BATHROOM COUNTER GLOWJOB: A design manager in the Bay Area

Interviews

The BATHROOM COUNTER GLOWJOB interview series features submissions from regular people and how their beauty routines fit into their daily lives. If you’d like to be featured in this series, please contact me!

“My name is Nima! My preferred pronouns are he/him/his. I’m from northern Los Angeles County, and I currently live in East Bay. I work as a design manager for a nonprofit that informs policy that affects children in California. In my spare time, I like to turtle up in my room and game like a gremlin or otherwise cook. I’m also a habitual tidier and get great pleasure out of keeping my space neat and sharing the good word of Marie Kondo, author of The Life Changing Magic of Tidying Up.

I’ve started and stopped doing regular beauty routines at different points of my life for different reasons — the first time was in high school for acne. Most recently, I started a new routine that I’ve kept to for the past two years. I have inconsistent but sensitive skin. Some days, it’s excessively oily; other days, it’s very dry. My ongoing skincare often focuses on reducing redness, maintaining a healthy moisture level, and coordinating facial routines with shaving, which is an eternal struggle.

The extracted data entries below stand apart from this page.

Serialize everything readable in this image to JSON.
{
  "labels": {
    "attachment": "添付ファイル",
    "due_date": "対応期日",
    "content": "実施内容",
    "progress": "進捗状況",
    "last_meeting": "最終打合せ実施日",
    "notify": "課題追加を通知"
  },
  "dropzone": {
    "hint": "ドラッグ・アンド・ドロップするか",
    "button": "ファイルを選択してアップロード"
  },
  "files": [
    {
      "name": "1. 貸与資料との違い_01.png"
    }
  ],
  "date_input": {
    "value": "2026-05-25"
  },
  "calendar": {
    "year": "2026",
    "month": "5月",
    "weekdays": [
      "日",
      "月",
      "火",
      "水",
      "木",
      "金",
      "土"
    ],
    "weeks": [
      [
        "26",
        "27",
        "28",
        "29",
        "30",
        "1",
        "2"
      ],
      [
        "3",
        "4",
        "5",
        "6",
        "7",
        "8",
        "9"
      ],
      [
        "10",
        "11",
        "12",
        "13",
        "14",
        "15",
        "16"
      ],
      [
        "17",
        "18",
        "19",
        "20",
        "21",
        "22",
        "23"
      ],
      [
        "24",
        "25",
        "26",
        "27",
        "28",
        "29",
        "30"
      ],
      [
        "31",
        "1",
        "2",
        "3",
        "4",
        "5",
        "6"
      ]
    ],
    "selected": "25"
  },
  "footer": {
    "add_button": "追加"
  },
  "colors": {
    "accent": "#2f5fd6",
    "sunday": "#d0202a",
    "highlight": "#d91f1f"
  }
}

The most valuable lesson I’ve learned while trying to take care of my skin is to only use skincare products when my skin feels like it needs them. For example, I only do my morning routine once or twice a week, when my skin feels grimy. My morning routine starts with the COSRX Low-pH Good Morning Gel Cleanser. It reduces the oiliness of my skin without making it feel totally stripped of all moisture. I’ve realized that coexisting with a little skin oil makes my skin look and feel much healthier.

I follow the COSRX cleanser with my favorite skin product, Dr. Hauschka’s Facial Toner. I had incredibly stubborn cystic acne growing up, and this product single-handedly controlled redness and managed breakouts. It also has a lovely, subtle, authentic rose scent. Even if I don’t wash my face, I’ll still use the Dr. Hauschka toner and follow it up with The Body Shop Seaweed Oil-Control Gel Cream. This lotion, despite its generic smell, feels light on your skin and retains your moisture well through the day. After I rush through this three-part routine, I’ll cook myself a generous breakfast and be ready for the day.

I know there is substantial polarization about whether it’s best practice to shower in the morning or at night. I tend to shower in the evening because I don’t feel as pressed for time when doing my follow-up routine. I’ll do my night routine more frequently, and start it in the shower. My first step is to prep for shaving by soaping my face with Wavertree & London Soap, which comes in a lot of amazing scents. After that, if my skin feels oilier than usual, I’ll follow up with the COSRX cleanser.

After I get out of the shower and pat my face dry, I’ll use the Dr. Hauschka toner. My skin doesn’t feel excessively oily in the mornings, so I’ll finish my night routine by pressing a little bit argan oil gently into my skin instead of lotion. I find that using oils (in moderation) on my hair and skin makes them feel less oily over time.

The most recent I’ve tried is an All Natural Sea Mist by Herbivore Botanicals. I have no idea what it’s meant to do, but it smells nice.

I think that clay masks can be incredibly messy, and I’ve tried so many different methods of cleaning them while also sparing my drain. One time, I used a slightly damp kitchen scouring pad to scrape off a dried-on Aztec clay mask on to a bed of paper towels. It was very painful.

I appreciate that there are brands trying to make products for needs that are traditionally only medically addressed. I started experiencing an increase in hair loss and found out about a company called Hims. Their branding made managing hair loss, which was devastatingly stressful and dysmorphic, feel like treating myself luxuriously. Their products are no different from clinical medicines for treating hair loss, but their branding makes using them less like a medical process and more like a beauty regimen.

My least favorite thing in the beauty industry is the use of the phrase “self-care” to promote consumerism. Corporations have co-opted the term and warped it so that it’s about short-term satisfaction from a splurge purchase rather an ongoing mindfulness and healing. Don’t get me wrong, I enjoy using a Song Joong-ki sheet mask on a quiet Friday night with a pint of Halo Top in hand. But there are other forms of self-care that don’t involve me making purchases.

What’s something that I can’t stop talking about right now? According to my partner: ‘Um. Ivanka Trump’s complicity. Dogs. You’ve been talking about Frank and Oak a lot lately.’ (He’s talking about Oak + Fort.) According to my housemate: ‘Nintendo Switch. What else are you yammering on about? Honestly, nothing. You’re boring today. You talk about how much you hate that minimalist book.’ (She’s referring to Goodbye, Things.) Personally, I can’t stop thinking or talking about a cookbook called What to Cook & How to Cook It, by Jane Hornby. It has amazingly simple recipes with step by step photographic instructions. It’s great for someone trying to learn how to cook a variety of foods without access to specialty grocers. I highly recommend it!”